Science Ignorance

Math matters because science matters.

This article at the Huffington Post describes how Google has purchased 20 years worth of wind energy to power data centers.

That’s nice.

I am alarmed by the following text:

researchers found that “a single Google search requires half a milliliter of water in energy, and therefore the 300 million searches worldwide, each day require 150,000 liters of water to produce the required electrical power.” (emphasis added)

With the exception of hydroelectricity, which is not the subject of the article, we don’t get our electrical energy from water! Why did Bianca Bosker include this information? Is she aware that we don’t get our energy from water? I think she wanted to put Google’s energy use in context and quoted this article which also neglects to explain the connection between water and electricity.

Right now there are 75 comments on the article. None of them mention this misinformation.

So what’s the big deal?

This is an example of our collective ignorance when it come to science. Science is important, especially when it comes to our sources of energy. Our society lives and breathes on energy. Without it, we are cavemen.

Two different news sources published wrong information.  Isn’t it their job to help educate their readers?

Update: I found the original source, which emphasizes that there is a shortage of both energy and water. They also explain that generating electricity usually requires water but it doesn’t come from water. (Even these electrical engineers fail to explain that most of the water used in power plants is recycled.)

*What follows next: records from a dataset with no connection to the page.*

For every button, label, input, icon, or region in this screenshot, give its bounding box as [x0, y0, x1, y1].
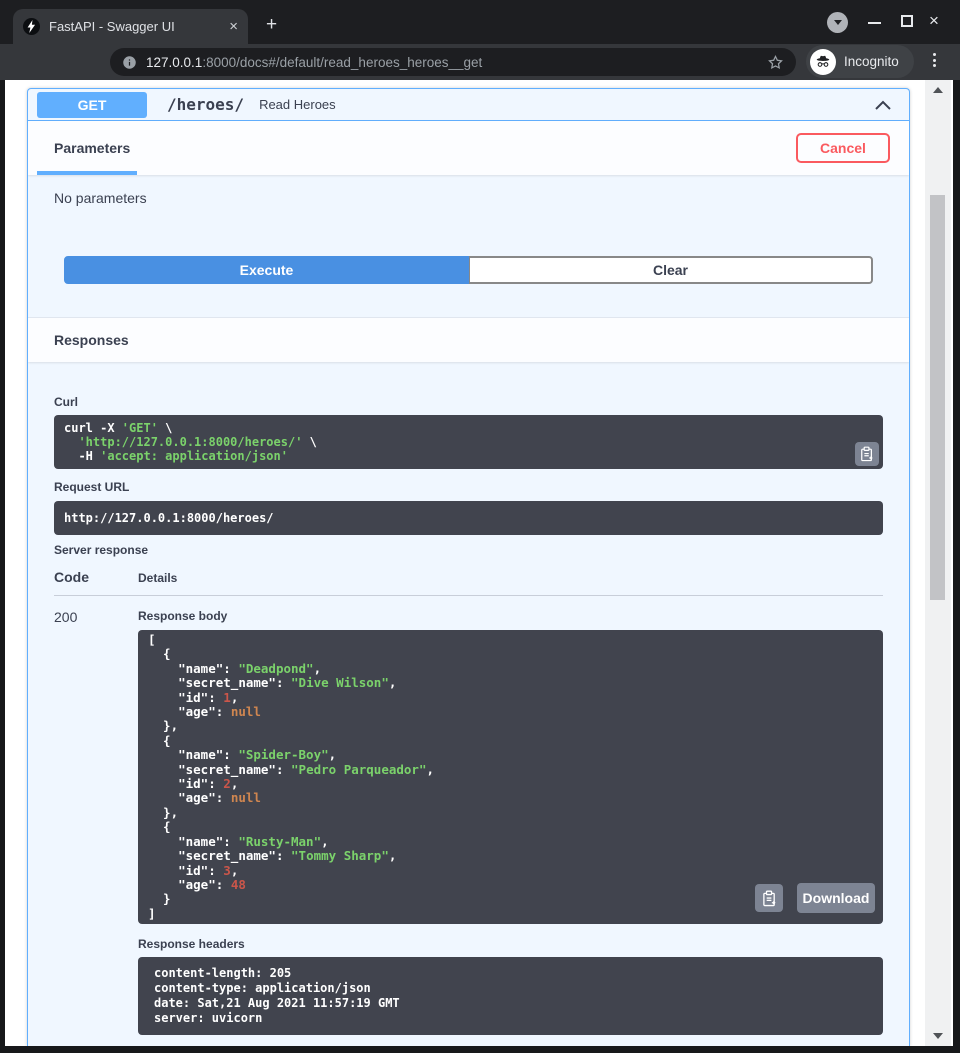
execute-button[interactable]: Execute: [64, 256, 469, 284]
code-column-header: Code: [54, 569, 138, 585]
bookmark-star-icon[interactable]: [767, 54, 784, 71]
browser-titlebar: FastAPI - Swagger UI × + ×: [0, 0, 960, 44]
request-url-text: http://127.0.0.1:8000/heroes/: [64, 511, 873, 525]
response-table-header: Code Details: [54, 569, 883, 596]
url-text: 127.0.0.1:8000/docs#/default/read_heroes…: [146, 55, 758, 70]
scroll-down-arrow-icon[interactable]: [925, 1028, 951, 1044]
tab-title: FastAPI - Swagger UI: [49, 19, 220, 34]
parameters-title: Parameters: [54, 140, 130, 156]
response-body-json: [ { "name": "Deadpond", "secret_name": "…: [148, 633, 873, 921]
responses-title: Responses: [54, 332, 129, 348]
window-close-button[interactable]: ×: [929, 11, 939, 31]
collapse-chevron-icon[interactable]: [875, 100, 891, 110]
response-row: 200 Response body [ { "name": "Deadpond"…: [54, 609, 883, 1035]
url-path: :8000/docs#/default/read_heroes_heroes__…: [202, 55, 482, 70]
request-url-label: Request URL: [54, 480, 883, 494]
copy-response-button[interactable]: [755, 884, 783, 912]
server-response-label: Server response: [54, 543, 883, 557]
response-body-label: Response body: [138, 609, 883, 623]
browser-tab[interactable]: FastAPI - Swagger UI ×: [13, 9, 248, 44]
page-scrollbar[interactable]: [925, 80, 951, 1046]
responses-inner: Curl curl -X 'GET' \ 'http://127.0.0.1:8…: [28, 395, 909, 1035]
curl-command-block: curl -X 'GET' \ 'http://127.0.0.1:8000/h…: [54, 415, 883, 469]
no-parameters-text: No parameters: [28, 175, 909, 206]
parameters-tab-underline: [37, 171, 137, 175]
response-body-block: [ { "name": "Deadpond", "secret_name": "…: [138, 630, 883, 924]
copy-curl-button[interactable]: [855, 442, 879, 466]
operation-description: Read Heroes: [259, 97, 336, 112]
cancel-button[interactable]: Cancel: [796, 133, 890, 163]
operation-summary[interactable]: GET /heroes/ Read Heroes: [28, 89, 909, 121]
new-tab-button[interactable]: +: [266, 15, 277, 34]
request-url-block: http://127.0.0.1:8000/heroes/: [54, 501, 883, 535]
fastapi-favicon-icon: [23, 18, 40, 35]
status-code: 200: [54, 609, 138, 1035]
browser-menu-button[interactable]: [933, 53, 936, 67]
clear-button[interactable]: Clear: [469, 256, 873, 284]
operation-block-get-heroes: GET /heroes/ Read Heroes Parameters Canc…: [27, 88, 910, 1046]
details-column-header: Details: [138, 571, 177, 585]
curl-command-text: curl -X 'GET' \ 'http://127.0.0.1:8000/h…: [64, 421, 849, 463]
incognito-label: Incognito: [844, 54, 899, 69]
window-maximize-button[interactable]: [901, 15, 913, 27]
download-button[interactable]: Download: [797, 883, 875, 913]
execute-row: Execute Clear: [64, 256, 873, 284]
curl-label: Curl: [54, 395, 883, 409]
url-host: 127.0.0.1: [146, 55, 202, 70]
tab-search-button[interactable]: [827, 12, 848, 33]
response-headers-label: Response headers: [138, 937, 883, 951]
responses-section-header: Responses: [28, 318, 909, 362]
swagger-page: GET /heroes/ Read Heroes Parameters Canc…: [5, 80, 953, 1046]
incognito-icon: [810, 49, 836, 75]
parameters-section-header: Parameters Cancel: [28, 121, 909, 175]
scrollbar-thumb[interactable]: [930, 195, 945, 600]
scroll-up-arrow-icon[interactable]: [925, 82, 951, 98]
site-info-icon[interactable]: [122, 55, 137, 70]
operation-path: /heroes/: [167, 95, 244, 114]
response-headers-text: content-length: 205 content-type: applic…: [154, 966, 867, 1026]
window-minimize-button[interactable]: [868, 22, 881, 24]
incognito-badge: Incognito: [806, 45, 914, 78]
tab-close-icon[interactable]: ×: [229, 19, 238, 34]
http-method-badge: GET: [37, 92, 147, 118]
response-headers-block: content-length: 205 content-type: applic…: [138, 957, 883, 1035]
address-bar[interactable]: 127.0.0.1:8000/docs#/default/read_heroes…: [110, 48, 796, 76]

A Huffpost Moderator did post a correction in the comments.  He was nicer than I was and never used the word “ignorant.”


2 responses to this post.

  1. Huffington Post is quite often very confused as to what Science actually is. They frequently post ridiculous articles (like the one about a huge methane bubble in the Gulf of Mexico that was going to kill us all) that are blatantly anti-science at worst, ignorant at best. I wouldn’t trust them as a source for actual science news. Any outlet that posts about Creationism and Homeopathy alongside hard Science (and portrays all as fact) immediately loses credbility, in my opinion.


  2. Posted by BikeCommuter on July 22, 2010 at 9:02 am

    Good blog. You might be interested to know that there is another earlier Huffington Post article that repeats the same claim. In fact, the bogus claim is actually the focus of that earlier article (which is actually a reprint of the Independent article).


    It always gets to me when major websites reprint such silly data without even a little bit of checking. It spreads the misinformation across the internet until it becomes accepted as something “everyone knows”. In other words, just another urban legend.